Distributed R for Big Data

Arrays for big data

Distributed R is a system for large scale machine learning and graph processing. It enables and accelerates complex, big-data analysis.

Starting from the open source R language and system, it adds reliable distributed processing, efficient computation over sparse datasets, and incremental processing.

We have written a variety of parallel algorithms in this framework, from clustering, to shortest path and PageRank for graphs, to Smith-Waterman sequence alignment.

How does it work?

The framework exposes a simple primitive, the distributed array that stores data across a cluster.
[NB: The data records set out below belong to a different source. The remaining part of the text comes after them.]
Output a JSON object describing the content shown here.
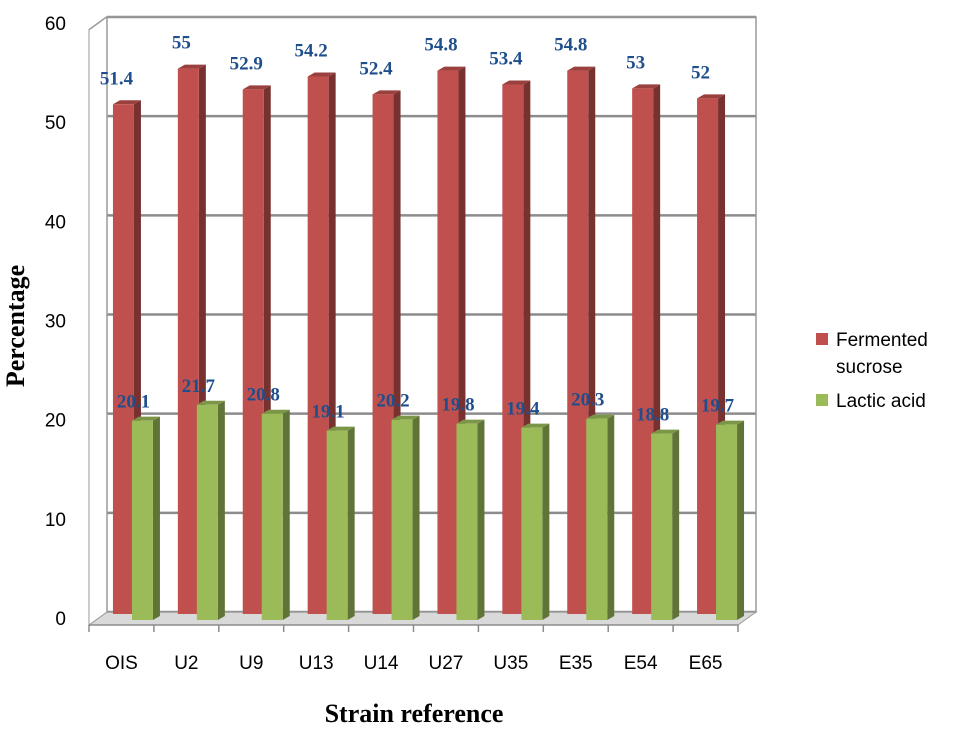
{
  "chart_data": {
    "type": "bar",
    "title": "",
    "xlabel": "Strain reference",
    "ylabel": "Percentage",
    "ylim": [
      0,
      60
    ],
    "yticks": [
      "0",
      "10",
      "20",
      "30",
      "40",
      "50",
      "60"
    ],
    "categories": [
      "OIS",
      "U2",
      "U9",
      "U13",
      "U14",
      "U27",
      "U35",
      "E35",
      "E54",
      "E65"
    ],
    "series": [
      {
        "name": "Fermented sucrose",
        "legend_lines": [
          "Fermented",
          "sucrose"
        ],
        "color": "#c0504d",
        "values": [
          51.4,
          55,
          52.9,
          54.2,
          52.4,
          54.8,
          53.4,
          54.8,
          53,
          52
        ],
        "labels": [
          "51.4",
          "55",
          "52.9",
          "54.2",
          "52.4",
          "54.8",
          "53.4",
          "54.8",
          "53",
          "52"
        ]
      },
      {
        "name": "Lactic acid",
        "legend_lines": [
          "Lactic acid"
        ],
        "color": "#9bbb59",
        "values": [
          20.1,
          21.7,
          20.8,
          19.1,
          20.2,
          19.8,
          19.4,
          20.3,
          18.8,
          19.7
        ],
        "labels": [
          "20.1",
          "21.7",
          "20.8",
          "19.1",
          "20.2",
          "19.8",
          "19.4",
          "20.3",
          "18.8",
          "19.7"
        ]
      }
    ],
    "data_label_color": "#1f4e8c",
    "grid": true,
    "legend_position": "right",
    "style": "3d-column"
  }
}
Arrays act as the single abstraction to efficiently express both machine learning algorithms, which primarily use matrix operations, and graph algorithms, which manipulate the graph’s adjacency matrix.

Why use arrays?

Our framework complements big data analysis systems like Hadoop MapReduce. Unlike these systems, our framework efficiently executes complex algorithms such as machine learning, graph processing, and advanced statistical analysis. For example, our system is more than 20 times faster than Hadoop MapReduce for clustering, PageRank, and other analyses.

By extending R, we allow programmers to leverage optimized math libraries and reuse the many freely available R analytics packages. Our framework is also a natural fit for analytic databases such as Vertica, thus extending SQL functionality with advanced statistical analysis.